Temperature dependence of the Faraday rotation of lead- and bismuth-substituted gadolinium iron garnet films at 633 nm

Abstract

The Faraday rotation of epitaxial garnet films of composition ${\mathrm{Gd}}_{3-x}{\mathrm{Pb}}_x{\mathrm{Fe}}_5{\mathrm{O}}_{12}$ with $x<~0.36$ and ${\mathrm{Gd}}_{3-x}{\mathrm{Bi}}_x{\mathrm{Fe}}_{5-y}{\mathrm{Ga}}_y{\mathrm{O}}_{12}$ with $0<~x$, $y<~1$ has been investigated in the temperature range $4.2 \mathrm{K}<~T<~T_C$ at $\lambda =633\mathrm{}$ nm. The experimental data can be described in terms of the corresponding sublattice magnetizations which were deduced from the fit of the molecular-field theory to the measured saturation magnetizations.

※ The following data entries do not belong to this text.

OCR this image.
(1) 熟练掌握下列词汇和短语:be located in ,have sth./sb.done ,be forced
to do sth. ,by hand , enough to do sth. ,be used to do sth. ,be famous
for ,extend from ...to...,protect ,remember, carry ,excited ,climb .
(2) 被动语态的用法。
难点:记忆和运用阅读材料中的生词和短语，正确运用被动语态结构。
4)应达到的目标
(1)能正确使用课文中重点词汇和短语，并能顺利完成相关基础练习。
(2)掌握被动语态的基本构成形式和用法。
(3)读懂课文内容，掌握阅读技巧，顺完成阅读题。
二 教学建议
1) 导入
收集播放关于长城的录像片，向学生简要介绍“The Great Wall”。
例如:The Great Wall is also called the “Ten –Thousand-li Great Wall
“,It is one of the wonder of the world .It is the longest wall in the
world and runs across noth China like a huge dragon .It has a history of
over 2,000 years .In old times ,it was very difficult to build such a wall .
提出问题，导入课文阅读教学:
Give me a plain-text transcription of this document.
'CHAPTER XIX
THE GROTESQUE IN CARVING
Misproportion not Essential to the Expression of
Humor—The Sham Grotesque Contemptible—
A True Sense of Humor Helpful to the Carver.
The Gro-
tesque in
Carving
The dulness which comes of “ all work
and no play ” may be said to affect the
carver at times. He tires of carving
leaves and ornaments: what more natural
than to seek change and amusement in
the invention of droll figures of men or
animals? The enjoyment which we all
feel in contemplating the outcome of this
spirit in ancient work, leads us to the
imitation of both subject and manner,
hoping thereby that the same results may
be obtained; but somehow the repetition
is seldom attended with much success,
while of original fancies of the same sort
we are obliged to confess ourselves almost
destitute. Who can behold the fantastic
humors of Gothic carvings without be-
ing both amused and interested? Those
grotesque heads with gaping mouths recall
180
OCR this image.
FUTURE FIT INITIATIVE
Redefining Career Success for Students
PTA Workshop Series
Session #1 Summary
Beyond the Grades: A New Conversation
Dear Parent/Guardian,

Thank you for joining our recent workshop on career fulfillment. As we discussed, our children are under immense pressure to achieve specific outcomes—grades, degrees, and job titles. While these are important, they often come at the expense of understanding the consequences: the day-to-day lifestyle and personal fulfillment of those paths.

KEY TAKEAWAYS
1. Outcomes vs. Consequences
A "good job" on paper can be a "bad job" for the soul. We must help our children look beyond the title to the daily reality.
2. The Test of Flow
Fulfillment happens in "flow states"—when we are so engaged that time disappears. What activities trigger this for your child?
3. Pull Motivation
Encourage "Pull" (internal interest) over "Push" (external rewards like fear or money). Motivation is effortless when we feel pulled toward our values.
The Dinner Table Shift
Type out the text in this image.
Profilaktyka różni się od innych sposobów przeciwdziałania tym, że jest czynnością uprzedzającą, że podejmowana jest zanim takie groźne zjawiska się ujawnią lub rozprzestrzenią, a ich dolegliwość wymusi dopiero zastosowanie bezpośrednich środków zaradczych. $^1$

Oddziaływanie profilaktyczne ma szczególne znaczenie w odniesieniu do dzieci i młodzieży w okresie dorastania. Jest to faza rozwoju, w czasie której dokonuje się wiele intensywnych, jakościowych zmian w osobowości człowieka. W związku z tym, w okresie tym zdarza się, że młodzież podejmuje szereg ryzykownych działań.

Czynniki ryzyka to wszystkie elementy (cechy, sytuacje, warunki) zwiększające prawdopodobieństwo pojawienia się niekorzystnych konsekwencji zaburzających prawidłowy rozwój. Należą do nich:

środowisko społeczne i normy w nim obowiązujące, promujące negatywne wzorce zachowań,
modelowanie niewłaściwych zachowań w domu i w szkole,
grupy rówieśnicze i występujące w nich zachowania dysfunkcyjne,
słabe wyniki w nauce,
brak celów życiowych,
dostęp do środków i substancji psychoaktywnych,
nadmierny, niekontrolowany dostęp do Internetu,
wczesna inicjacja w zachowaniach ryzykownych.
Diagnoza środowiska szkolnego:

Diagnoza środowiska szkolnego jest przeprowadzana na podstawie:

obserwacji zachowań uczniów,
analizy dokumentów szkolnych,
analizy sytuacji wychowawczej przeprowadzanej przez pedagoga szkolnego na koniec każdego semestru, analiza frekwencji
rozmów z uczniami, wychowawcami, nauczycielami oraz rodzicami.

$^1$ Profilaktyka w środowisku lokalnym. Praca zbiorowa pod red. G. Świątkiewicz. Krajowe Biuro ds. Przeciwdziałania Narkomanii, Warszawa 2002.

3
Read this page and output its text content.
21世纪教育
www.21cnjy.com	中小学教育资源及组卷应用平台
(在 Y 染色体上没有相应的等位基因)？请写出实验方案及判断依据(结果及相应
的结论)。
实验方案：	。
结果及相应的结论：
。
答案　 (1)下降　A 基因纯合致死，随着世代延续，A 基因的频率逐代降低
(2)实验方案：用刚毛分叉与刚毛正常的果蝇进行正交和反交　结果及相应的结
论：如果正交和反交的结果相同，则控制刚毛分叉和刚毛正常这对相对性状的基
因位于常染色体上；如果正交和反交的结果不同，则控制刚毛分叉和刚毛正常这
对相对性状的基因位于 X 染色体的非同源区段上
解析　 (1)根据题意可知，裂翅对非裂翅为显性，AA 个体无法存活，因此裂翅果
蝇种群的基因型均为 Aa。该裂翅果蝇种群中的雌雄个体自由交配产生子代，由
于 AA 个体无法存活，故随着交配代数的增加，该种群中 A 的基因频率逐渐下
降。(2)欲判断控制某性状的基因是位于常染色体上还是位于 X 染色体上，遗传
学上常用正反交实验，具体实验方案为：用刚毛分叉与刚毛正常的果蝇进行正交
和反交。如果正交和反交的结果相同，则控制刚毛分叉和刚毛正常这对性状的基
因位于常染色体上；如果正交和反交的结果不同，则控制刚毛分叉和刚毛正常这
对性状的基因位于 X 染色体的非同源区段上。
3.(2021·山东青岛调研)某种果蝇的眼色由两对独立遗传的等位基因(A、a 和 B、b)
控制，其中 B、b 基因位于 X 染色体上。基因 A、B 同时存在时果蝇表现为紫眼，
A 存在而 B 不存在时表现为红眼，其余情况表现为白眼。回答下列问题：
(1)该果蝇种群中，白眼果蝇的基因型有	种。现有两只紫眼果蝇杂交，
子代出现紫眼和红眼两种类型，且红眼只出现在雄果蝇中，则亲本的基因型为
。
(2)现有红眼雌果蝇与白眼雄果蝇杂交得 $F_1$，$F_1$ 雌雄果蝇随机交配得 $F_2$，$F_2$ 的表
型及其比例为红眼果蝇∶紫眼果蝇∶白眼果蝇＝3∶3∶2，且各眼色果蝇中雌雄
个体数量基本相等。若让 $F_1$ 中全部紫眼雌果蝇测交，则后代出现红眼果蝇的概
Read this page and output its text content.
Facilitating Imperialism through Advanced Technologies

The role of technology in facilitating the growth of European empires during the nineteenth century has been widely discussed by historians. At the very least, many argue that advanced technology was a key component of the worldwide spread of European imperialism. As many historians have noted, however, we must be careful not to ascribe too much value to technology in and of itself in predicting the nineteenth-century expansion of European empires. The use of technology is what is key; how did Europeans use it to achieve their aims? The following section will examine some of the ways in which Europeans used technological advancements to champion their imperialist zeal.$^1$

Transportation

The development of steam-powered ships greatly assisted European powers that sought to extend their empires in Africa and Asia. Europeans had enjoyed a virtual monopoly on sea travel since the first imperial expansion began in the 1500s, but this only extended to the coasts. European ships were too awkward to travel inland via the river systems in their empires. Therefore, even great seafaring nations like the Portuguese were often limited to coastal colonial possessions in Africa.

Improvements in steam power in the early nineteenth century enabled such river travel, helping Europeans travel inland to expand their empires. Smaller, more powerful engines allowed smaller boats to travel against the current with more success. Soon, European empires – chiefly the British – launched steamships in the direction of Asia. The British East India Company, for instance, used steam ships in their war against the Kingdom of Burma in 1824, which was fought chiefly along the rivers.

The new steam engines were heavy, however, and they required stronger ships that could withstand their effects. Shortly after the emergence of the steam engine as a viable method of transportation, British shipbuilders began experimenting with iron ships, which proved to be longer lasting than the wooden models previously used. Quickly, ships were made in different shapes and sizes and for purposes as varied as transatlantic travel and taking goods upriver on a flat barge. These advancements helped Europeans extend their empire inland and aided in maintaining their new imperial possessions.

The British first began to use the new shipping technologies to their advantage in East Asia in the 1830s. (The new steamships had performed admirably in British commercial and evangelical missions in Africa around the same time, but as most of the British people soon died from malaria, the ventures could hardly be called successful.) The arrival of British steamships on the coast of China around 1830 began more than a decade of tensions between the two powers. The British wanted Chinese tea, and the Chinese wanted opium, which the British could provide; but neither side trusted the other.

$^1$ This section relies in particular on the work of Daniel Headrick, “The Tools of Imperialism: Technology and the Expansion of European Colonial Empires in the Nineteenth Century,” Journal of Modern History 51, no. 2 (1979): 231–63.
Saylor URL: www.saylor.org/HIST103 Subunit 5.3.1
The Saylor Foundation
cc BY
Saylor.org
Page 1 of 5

The tetrahedral and octahedral magneto-optical coefficients turned out to be temperature independent. The negative tetrahedral coefficient is increased in magnitude, and the octahedral coefficient exhibited a strong reduction with increasing Pb and Bi content. The contribution to the Faraday rotation per formula unit $\frac{\Delta {\theta }_F}{x}$ for Pb and Bi at $T=295\mathrm{}$ K was found to be -7700 and -18 000 deg ${\mathrm{cm}}^{-1\mathrm{}}$, respectively. The measured wavelength dependence of the Faraday rotation and the Faraday ellipticity showed similar characteristics for both systems, indicating that the basic mechanisms causing the magneto-optical behavior via the increased superexchange are of the same type.